Hashmi thinks innovation is hilarious broken in general, and that in particularly Silicon Valley start-up culture is focused on chasing it's own tail, on management fads, and on eking out minuscule margins rather than making big changes. This book is his attempt to change that culture. It's structured as a series of short thoughts, on pitches, on patterns, on breaking ahead of the curve, and written in a breezy and conversational tone, with links to TED talks rather than footnotes to academic tomes and policy white papers. As a guide to founding a start up, to having it be a good idea, to successfully pitching it to various venture capital rounds, this seems like useful advice.

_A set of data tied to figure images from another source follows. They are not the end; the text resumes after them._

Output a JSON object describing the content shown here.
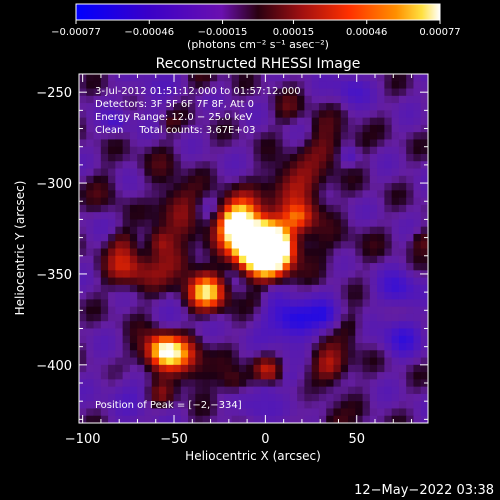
{
  "chart_data": {
    "type": "heatmap",
    "title": "Reconstructed RHESSI Image",
    "xlabel": "Heliocentric X (arcsec)",
    "ylabel": "Heliocentric Y (arcsec)",
    "xlim": [
      -102,
      89
    ],
    "ylim": [
      -432,
      -240
    ],
    "x_ticks": [
      -100,
      -50,
      0,
      50
    ],
    "y_ticks": [
      -250,
      -300,
      -350,
      -400
    ],
    "x_tick_labels": [
      "−100",
      "−50",
      "0",
      "50"
    ],
    "y_tick_labels": [
      "−250",
      "−300",
      "−350",
      "−400"
    ],
    "annotations": [
      "3-Jul-2012 01:51:12.000 to 01:57:12.000",
      "Detectors: 3F 5F 6F 7F 8F, Att 0",
      "Energy Range: 12.0 − 25.0 keV",
      "Clean     Total counts: 3.67E+03"
    ],
    "peak_label": "Position of Peak = [−2,−334]",
    "peak": {
      "x": -2,
      "y": -334
    },
    "colorbar": {
      "min": -0.00077,
      "max": 0.00077,
      "tick_values": [
        -0.00077,
        -0.00046,
        -0.00015,
        0.00015,
        0.00046,
        0.00077
      ],
      "tick_labels": [
        "−0.00077",
        "−0.00046",
        "−0.00015",
        "0.00015",
        "0.00046",
        "0.00077"
      ],
      "units_label": "(photons cm⁻² s⁻¹ asec⁻²)"
    }
  },
  "footer": {
    "timestamp": "12−May−2022 03:38"
  },
  "colors": {
    "background": "#000000",
    "foreground": "#ffffff",
    "colormap": [
      "#0000ff",
      "#3a00c8",
      "#6a10b0",
      "#8a1020",
      "#e01000",
      "#ff8000",
      "#ffd000",
      "#ffffff"
    ]
  }
}
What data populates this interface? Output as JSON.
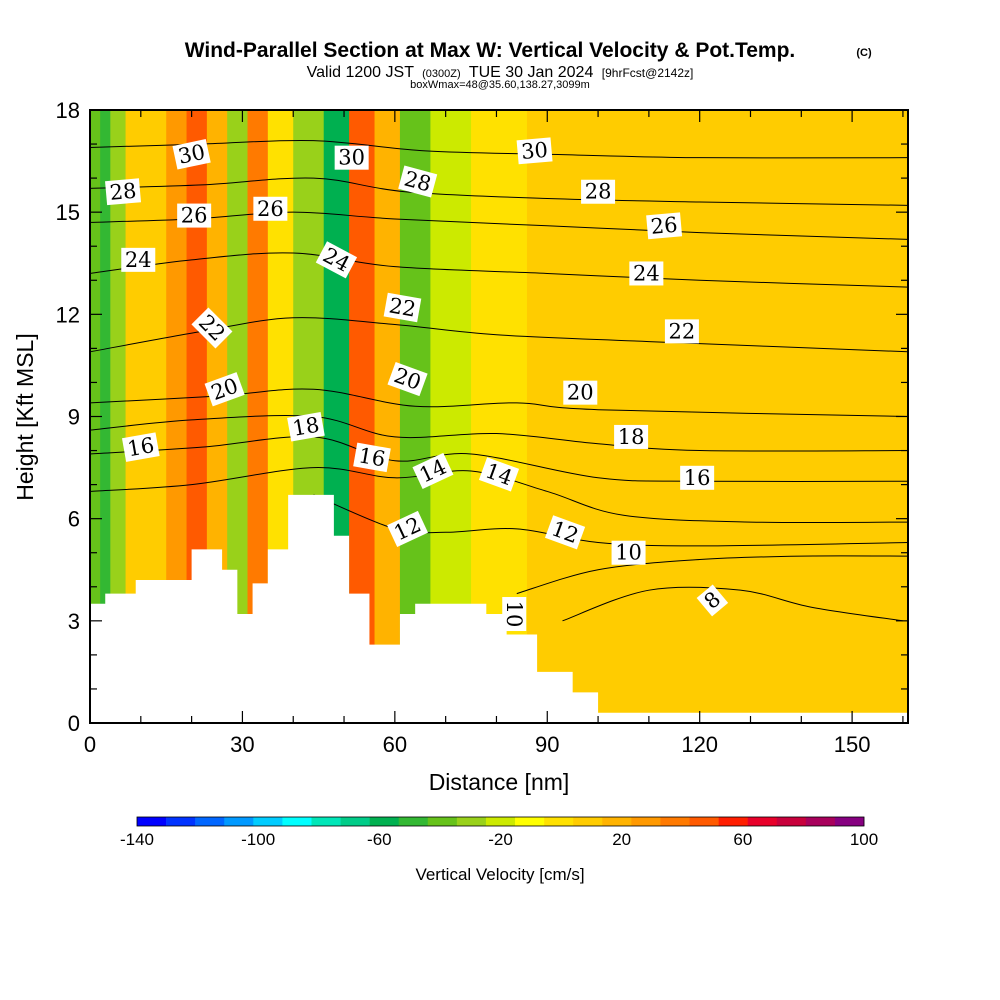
{
  "title": {
    "main": "Wind-Parallel Section at Max W: Vertical Velocity & Pot.Temp.",
    "copyright": "(C)",
    "valid_prefix": "Valid 1200 JST",
    "valid_utc": "(0300Z)",
    "valid_date": "TUE 30 Jan 2024",
    "forecast": "[9hrFcst@2142z]",
    "box_info": "boxWmax=48@35.60,138.27,3099m"
  },
  "chart_data": {
    "type": "heatmap",
    "xlabel": "Distance [nm]",
    "ylabel": "Height [Kft MSL]",
    "xlim": [
      0,
      161
    ],
    "ylim": [
      0,
      18
    ],
    "x_ticks": [
      "0",
      "30",
      "60",
      "90",
      "120",
      "150"
    ],
    "y_ticks": [
      "0",
      "3",
      "6",
      "9",
      "12",
      "15",
      "18"
    ],
    "colorbar": {
      "label": "Vertical Velocity [cm/s]",
      "min": -140,
      "max": 100,
      "step": 10,
      "tick_labels": [
        "-140",
        "-100",
        "-60",
        "-20",
        "20",
        "60",
        "100"
      ],
      "colors": [
        "#0000ff",
        "#0033ff",
        "#0066ff",
        "#0099ff",
        "#00ccff",
        "#00ffff",
        "#00e6b8",
        "#00cc88",
        "#00b050",
        "#33b833",
        "#66c21a",
        "#99d11a",
        "#ccea00",
        "#ffff00",
        "#ffe100",
        "#ffcc00",
        "#ffb300",
        "#ff9900",
        "#ff7a00",
        "#ff5a00",
        "#ff1e00",
        "#e8002a",
        "#c8003c",
        "#a8005c",
        "#860080"
      ]
    },
    "velocity_bands": [
      {
        "x": [
          0,
          2
        ],
        "w": -40
      },
      {
        "x": [
          2,
          4
        ],
        "w": -45
      },
      {
        "x": [
          4,
          7
        ],
        "w": -30
      },
      {
        "x": [
          7,
          15
        ],
        "w": 10
      },
      {
        "x": [
          15,
          19
        ],
        "w": 35
      },
      {
        "x": [
          19,
          23
        ],
        "w": 55
      },
      {
        "x": [
          23,
          27
        ],
        "w": 25
      },
      {
        "x": [
          27,
          31
        ],
        "w": -25
      },
      {
        "x": [
          31,
          35
        ],
        "w": 45
      },
      {
        "x": [
          35,
          40
        ],
        "w": 5
      },
      {
        "x": [
          40,
          46
        ],
        "w": -30
      },
      {
        "x": [
          46,
          51
        ],
        "w": -60
      },
      {
        "x": [
          51,
          56
        ],
        "w": 50
      },
      {
        "x": [
          56,
          61
        ],
        "w": 25
      },
      {
        "x": [
          61,
          67
        ],
        "w": -40
      },
      {
        "x": [
          67,
          75
        ],
        "w": -15
      },
      {
        "x": [
          75,
          86
        ],
        "w": 5
      },
      {
        "x": [
          86,
          161
        ],
        "w": 10
      }
    ],
    "terrain": [
      [
        0,
        3.5
      ],
      [
        3,
        3.8
      ],
      [
        9,
        4.2
      ],
      [
        20,
        5.1
      ],
      [
        26,
        4.5
      ],
      [
        29,
        3.2
      ],
      [
        32,
        4.1
      ],
      [
        35,
        5.1
      ],
      [
        39,
        6.7
      ],
      [
        48,
        5.5
      ],
      [
        51,
        3.8
      ],
      [
        55,
        2.3
      ],
      [
        61,
        3.2
      ],
      [
        64,
        3.5
      ],
      [
        78,
        3.2
      ],
      [
        82,
        2.6
      ],
      [
        88,
        1.5
      ],
      [
        95,
        0.9
      ],
      [
        100,
        0.3
      ],
      [
        161,
        0.3
      ]
    ],
    "theta_contours": [
      {
        "level": "8",
        "points": [
          [
            93,
            3
          ],
          [
            110,
            3.9
          ],
          [
            128,
            3.9
          ],
          [
            142,
            3.4
          ],
          [
            160,
            3
          ]
        ]
      },
      {
        "level": "10",
        "points": [
          [
            84,
            3.8
          ],
          [
            100,
            4.5
          ],
          [
            120,
            4.8
          ],
          [
            140,
            4.9
          ],
          [
            161,
            4.9
          ]
        ]
      },
      {
        "level": "12",
        "points": [
          [
            44,
            6.7
          ],
          [
            60,
            5.7
          ],
          [
            70,
            5.6
          ],
          [
            84,
            5.7
          ],
          [
            100,
            5.3
          ],
          [
            120,
            5.2
          ],
          [
            161,
            5.3
          ]
        ]
      },
      {
        "level": "14",
        "points": [
          [
            0,
            6.8
          ],
          [
            20,
            7
          ],
          [
            44,
            7.5
          ],
          [
            60,
            7.2
          ],
          [
            75,
            7.4
          ],
          [
            90,
            6.8
          ],
          [
            105,
            6.1
          ],
          [
            130,
            5.9
          ],
          [
            161,
            5.9
          ]
        ]
      },
      {
        "level": "16",
        "points": [
          [
            0,
            7.9
          ],
          [
            22,
            8.1
          ],
          [
            44,
            8.4
          ],
          [
            60,
            7.7
          ],
          [
            75,
            7.9
          ],
          [
            100,
            7.2
          ],
          [
            120,
            7.1
          ],
          [
            161,
            7.1
          ]
        ]
      },
      {
        "level": "18",
        "points": [
          [
            0,
            8.6
          ],
          [
            20,
            8.9
          ],
          [
            44,
            9
          ],
          [
            60,
            8.4
          ],
          [
            80,
            8.5
          ],
          [
            100,
            8.2
          ],
          [
            120,
            8
          ],
          [
            161,
            8
          ]
        ]
      },
      {
        "level": "20",
        "points": [
          [
            0,
            9.4
          ],
          [
            25,
            9.6
          ],
          [
            44,
            9.8
          ],
          [
            64,
            9.3
          ],
          [
            84,
            9.4
          ],
          [
            100,
            9.2
          ],
          [
            161,
            9
          ]
        ]
      },
      {
        "level": "22",
        "points": [
          [
            0,
            10.9
          ],
          [
            22,
            11.5
          ],
          [
            40,
            11.9
          ],
          [
            60,
            11.7
          ],
          [
            80,
            11.4
          ],
          [
            110,
            11.2
          ],
          [
            161,
            10.9
          ]
        ]
      },
      {
        "level": "24",
        "points": [
          [
            0,
            13.2
          ],
          [
            20,
            13.6
          ],
          [
            40,
            13.8
          ],
          [
            60,
            13.4
          ],
          [
            90,
            13.2
          ],
          [
            120,
            13
          ],
          [
            161,
            12.8
          ]
        ]
      },
      {
        "level": "26",
        "points": [
          [
            0,
            14.7
          ],
          [
            20,
            14.8
          ],
          [
            40,
            15
          ],
          [
            60,
            14.8
          ],
          [
            90,
            14.6
          ],
          [
            120,
            14.4
          ],
          [
            161,
            14.2
          ]
        ]
      },
      {
        "level": "28",
        "points": [
          [
            0,
            15.7
          ],
          [
            22,
            15.8
          ],
          [
            44,
            16
          ],
          [
            62,
            15.6
          ],
          [
            90,
            15.4
          ],
          [
            120,
            15.3
          ],
          [
            161,
            15.2
          ]
        ]
      },
      {
        "level": "30",
        "points": [
          [
            0,
            16.9
          ],
          [
            22,
            17
          ],
          [
            44,
            17.1
          ],
          [
            66,
            16.8
          ],
          [
            90,
            16.7
          ],
          [
            120,
            16.6
          ],
          [
            161,
            16.6
          ]
        ]
      }
    ],
    "contour_labels": [
      {
        "text": "30",
        "x": 20,
        "y": 16.7,
        "rot": -12
      },
      {
        "text": "30",
        "x": 51.5,
        "y": 16.6,
        "rot": 0
      },
      {
        "text": "30",
        "x": 87.5,
        "y": 16.8,
        "rot": -5
      },
      {
        "text": "28",
        "x": 6.5,
        "y": 15.6,
        "rot": -5
      },
      {
        "text": "28",
        "x": 64.5,
        "y": 15.9,
        "rot": 15
      },
      {
        "text": "28",
        "x": 100,
        "y": 15.6,
        "rot": 0
      },
      {
        "text": "26",
        "x": 20.5,
        "y": 14.9,
        "rot": 0
      },
      {
        "text": "26",
        "x": 35.5,
        "y": 15.1,
        "rot": 0
      },
      {
        "text": "26",
        "x": 113,
        "y": 14.6,
        "rot": -5
      },
      {
        "text": "24",
        "x": 9.5,
        "y": 13.6,
        "rot": 0
      },
      {
        "text": "24",
        "x": 48.5,
        "y": 13.6,
        "rot": 28
      },
      {
        "text": "24",
        "x": 109.5,
        "y": 13.2,
        "rot": 0
      },
      {
        "text": "22",
        "x": 24,
        "y": 11.6,
        "rot": 45
      },
      {
        "text": "22",
        "x": 61.5,
        "y": 12.2,
        "rot": 10
      },
      {
        "text": "22",
        "x": 116.5,
        "y": 11.5,
        "rot": 0
      },
      {
        "text": "20",
        "x": 26.5,
        "y": 9.8,
        "rot": -20
      },
      {
        "text": "20",
        "x": 62.5,
        "y": 10.1,
        "rot": 20
      },
      {
        "text": "20",
        "x": 96.5,
        "y": 9.7,
        "rot": 0
      },
      {
        "text": "18",
        "x": 42.5,
        "y": 8.7,
        "rot": -10
      },
      {
        "text": "18",
        "x": 106.5,
        "y": 8.4,
        "rot": 0
      },
      {
        "text": "16",
        "x": 10,
        "y": 8.1,
        "rot": -10
      },
      {
        "text": "16",
        "x": 55.5,
        "y": 7.8,
        "rot": 10
      },
      {
        "text": "16",
        "x": 119.5,
        "y": 7.2,
        "rot": 0
      },
      {
        "text": "14",
        "x": 67.5,
        "y": 7.4,
        "rot": -25
      },
      {
        "text": "14",
        "x": 80.5,
        "y": 7.3,
        "rot": 20
      },
      {
        "text": "12",
        "x": 62.5,
        "y": 5.7,
        "rot": -25
      },
      {
        "text": "12",
        "x": 93.5,
        "y": 5.6,
        "rot": 20
      },
      {
        "text": "10",
        "x": 106,
        "y": 5,
        "rot": 0
      },
      {
        "text": "10",
        "x": 83.5,
        "y": 3.2,
        "rot": 90
      },
      {
        "text": "8",
        "x": 122.5,
        "y": 3.6,
        "rot": -40
      }
    ]
  }
}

However, the flip side of that it worrying, and I'm a science policy scholar, so I'm on the flip side. Say that you have a substantial chunk of money to invest in a company (some people, some ideas, some tech). Your choices are people who have some sort of data-backed statement that they're 3% better than the existing alternatives in a massive market, or a group of people who claim that they're passionate, that major disruption is coming just down the pipeline, and they're the people who are ready. Do you go for the staid, conservative, incremental group, or do you bet the farm? How, in the absence of prior evidence, do you distinguish between innovators and cranks? This is the hard question, and a readable applied version of Christensen's "innovator's dilemma" isn't quite it. Hashmi said he was deliberately avoiding anecdotes which may not be applicable to your circumstances, but I wish I had a little more data from the trenches to justify the rather general ideas about thinking bigger.